I know recreational classes are fun classes and instructors often teach becauce they enjoy sharing their knowledge. Not many try to do enough classes in a week to make some noticable money. No one is doing this to make a living wage. Even on a week where I do a class 5 days of the week, I do not make enough money to pay the rent I paid in grad school when I lived with two roommates.
Yes, I decide to leave that high paying tech job for this. I knew I would make much less. Unfortunately, how much less makes it unenjoyable for me to share my knowledge. The measely pay makes it feel burdensome.
All my prep takes 5-8 hours per cooking class before I set foot in the classroom. Remember, I am only getting paid for the 4 hours I am on site (4 hours IF all goes smoothly, students help clean, I have a helper and I hustle to clean).
I can certainly reduce my outside cooking class burden. I can do less preparation at home. This often results in having to stay in the classroom extra hours because the cooking class runs over and the cleaning is excessive. I would rather put in that time in my home during the day than at 10pm in a high school kitchen.
I can do other people’s recipes. I do often do that when I simply don’t have the time to create one. The result is I am teaching a recipe I might not have made yet and I don’t know the outcome.
I could use more pre-prepped ingredients. Sure, but before class even started last night, one person complained that we were not making blueberry pie and the strawberries were frozen. It is freaking MAY. None of these are in season and those that are fresh are under ripe and really expensive. We only have so much budget for ingredients too.
Another student asked why we aren’t making puff pastry from scratch. There are places that do puff pastry classes. It takes days to make by hand. The instructor for that class makes several pastries in advance at various stages to compress time. He also trashes any pastries not made by him after class. That is a lot of outside work! Worse, it is a lot of FOOD WASTE. And again, we only have so much money to spend on ingredients.
Later, someone suggested I could make the class better if I did just what this other instructor does – brought pie crusts completed at various stages to swap out after each step for “magic of TV moments”. Yes, I can make 5 pie crusts ready to roll and trashed all their crusts after step 1. Trashed 5 lbs of flour and 10 sticks of butter and replaced them with ready-to-roll crusts made by hand in my ‘off hours’. I could then make another set of pre-formed pies that are ready to fill. I could store these in my freezer taking up several shelves, but always ready for class.

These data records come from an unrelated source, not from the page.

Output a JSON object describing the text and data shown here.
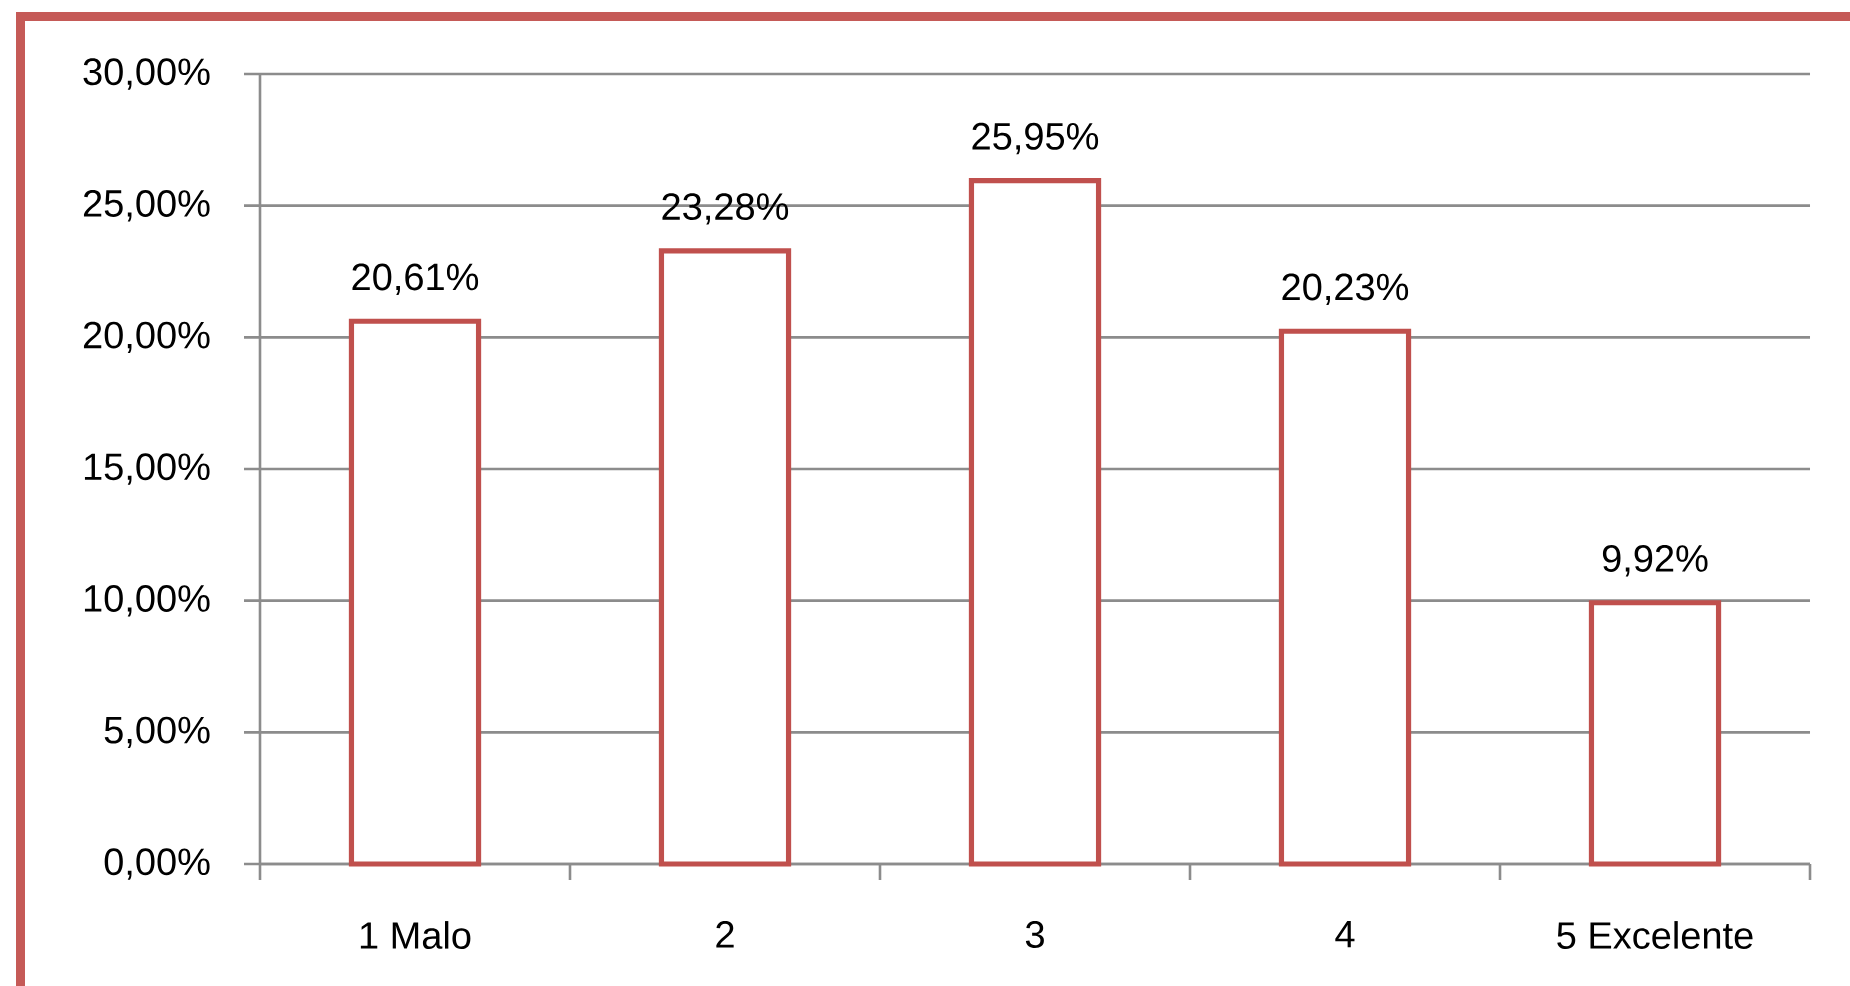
{
  "chart_data": {
    "type": "bar",
    "categories": [
      "1 Malo",
      "2",
      "3",
      "4",
      "5 Excelente"
    ],
    "values": [
      20.61,
      23.28,
      25.95,
      20.23,
      9.92
    ],
    "value_labels": [
      "20,61%",
      "23,28%",
      "25,95%",
      "20,23%",
      "9,92%"
    ],
    "color": "#c0504d",
    "ylim": [
      0,
      30
    ],
    "yticks": [
      {
        "value": 0,
        "label": "0,00%"
      },
      {
        "value": 5,
        "label": "5,00%"
      },
      {
        "value": 10,
        "label": "10,00%"
      },
      {
        "value": 15,
        "label": "15,00%"
      },
      {
        "value": 20,
        "label": "20,00%"
      },
      {
        "value": 25,
        "label": "25,00%"
      },
      {
        "value": 30,
        "label": "30,00%"
      }
    ],
    "grid": "y"
  }
}
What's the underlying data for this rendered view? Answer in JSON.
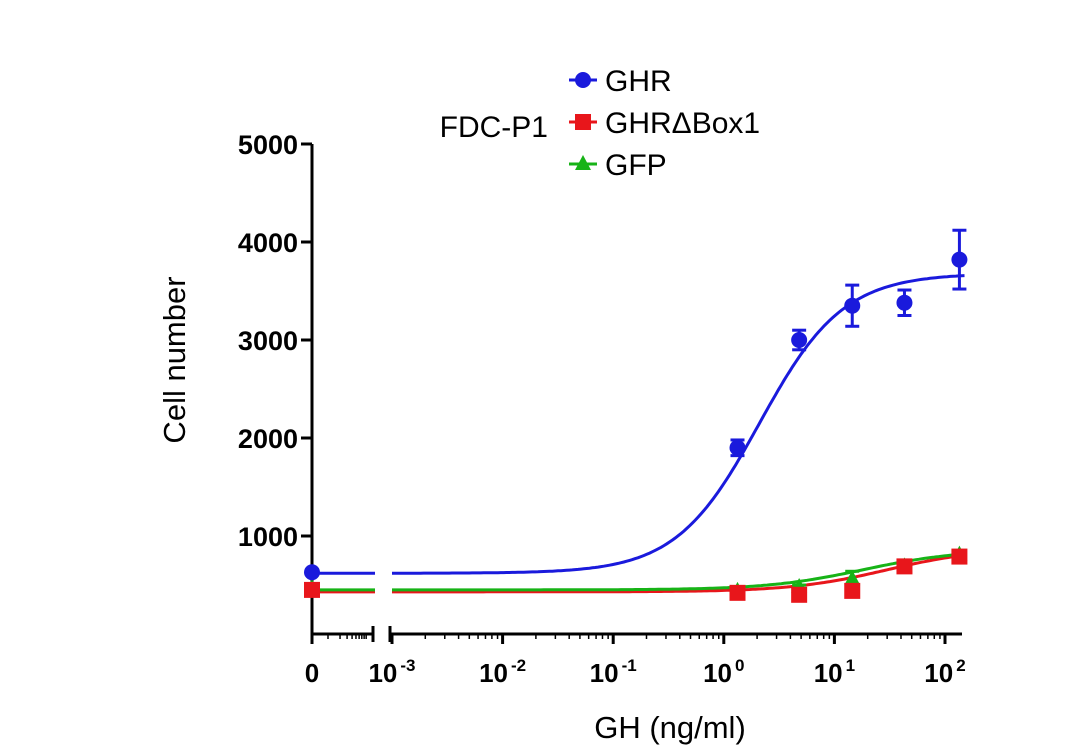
{
  "chart_data": {
    "type": "scatter",
    "title": "",
    "subtitle": "FDC-P1",
    "xlabel": "GH (ng/ml)",
    "ylabel": "Cell number",
    "x_scale": "log",
    "x_axis_break": true,
    "xlim": [
      0.001,
      150
    ],
    "ylim": [
      0,
      5000
    ],
    "yticks": [
      1000,
      2000,
      3000,
      4000,
      5000
    ],
    "ytick_labels": [
      "1000",
      "2000",
      "3000",
      "4000",
      "5000"
    ],
    "xticks": [
      0,
      0.001,
      0.01,
      0.1,
      1,
      10,
      100
    ],
    "xtick_labels": [
      {
        "base": "0",
        "exp": ""
      },
      {
        "base": "10",
        "exp": "-3"
      },
      {
        "base": "10",
        "exp": "-2"
      },
      {
        "base": "10",
        "exp": "-1"
      },
      {
        "base": "10",
        "exp": "0"
      },
      {
        "base": "10",
        "exp": "1"
      },
      {
        "base": "10",
        "exp": "2"
      }
    ],
    "legend_position": "top",
    "grid": false,
    "series": [
      {
        "name": "GHR",
        "color": "#1a1adc",
        "marker": "circle",
        "points": [
          {
            "x": 0,
            "y": 630,
            "err": 0
          },
          {
            "x": 1.33,
            "y": 1900,
            "err": 80
          },
          {
            "x": 4.8,
            "y": 3000,
            "err": 100
          },
          {
            "x": 14.5,
            "y": 3350,
            "err": 210
          },
          {
            "x": 43,
            "y": 3380,
            "err": 130
          },
          {
            "x": 135,
            "y": 3820,
            "err": 300
          }
        ],
        "fit": {
          "bottom": 620,
          "top": 3680,
          "ec50": 2.1,
          "hill": 1.15
        }
      },
      {
        "name": "GHRΔBox1",
        "color": "#e8161b",
        "marker": "square",
        "points": [
          {
            "x": 0,
            "y": 450,
            "err": 0
          },
          {
            "x": 1.33,
            "y": 420,
            "err": 20
          },
          {
            "x": 4.8,
            "y": 400,
            "err": 20
          },
          {
            "x": 14.5,
            "y": 440,
            "err": 30
          },
          {
            "x": 43,
            "y": 690,
            "err": 30
          },
          {
            "x": 135,
            "y": 790,
            "err": 30
          }
        ],
        "fit": {
          "bottom": 430,
          "top": 880,
          "ec50": 30,
          "hill": 1.0
        }
      },
      {
        "name": "GFP",
        "color": "#17b317",
        "marker": "triangle",
        "points": [
          {
            "x": 0,
            "y": 470,
            "err": 0
          },
          {
            "x": 1.33,
            "y": 440,
            "err": 20
          },
          {
            "x": 4.8,
            "y": 480,
            "err": 20
          },
          {
            "x": 14.5,
            "y": 560,
            "err": 80
          },
          {
            "x": 43,
            "y": 690,
            "err": 30
          },
          {
            "x": 135,
            "y": 810,
            "err": 30
          }
        ],
        "fit": {
          "bottom": 450,
          "top": 860,
          "ec50": 18,
          "hill": 1.0
        }
      }
    ]
  }
}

Absolutely, I could do all that. But, I don’t want to spend 10-20 hours to get paid for four before I even start the 3 hour class. And, being as I am not getting paid much, I don’t exactly have the cash available to go over my allowed reimbursement for ingredients. Besides, I need a day job to pay for my ‘teaching cooking classes’ hobby, so there really isn’t 10-20 hours to do all that stuff.
What is my point in this rant today? Well, I guess it is mostly a rant. But it is a rant about the shitty pay in participating in the food industry. I keep hearing about the world moving from spending money on things to spending money on experiences.
Well, this is one of those experience type things. People want to pay little for them, but they want to have a polished, as-seen-on-TV experience that includes high quality lessons, a gracious, charming, well-rehearsed host all delivered while they are having loads of fun and eating delicious instagrammable foods.
I recently approached by someone saying they want to create the ‘paint night’ of cooking classes. That sounds horrible, but I am sure it makes for a great gram. Unfortunately, I just don’t see how the math adds up without someone in the chain getting screwed.
With that, happy cooking. . . In a class with a well paid instructor, I hope.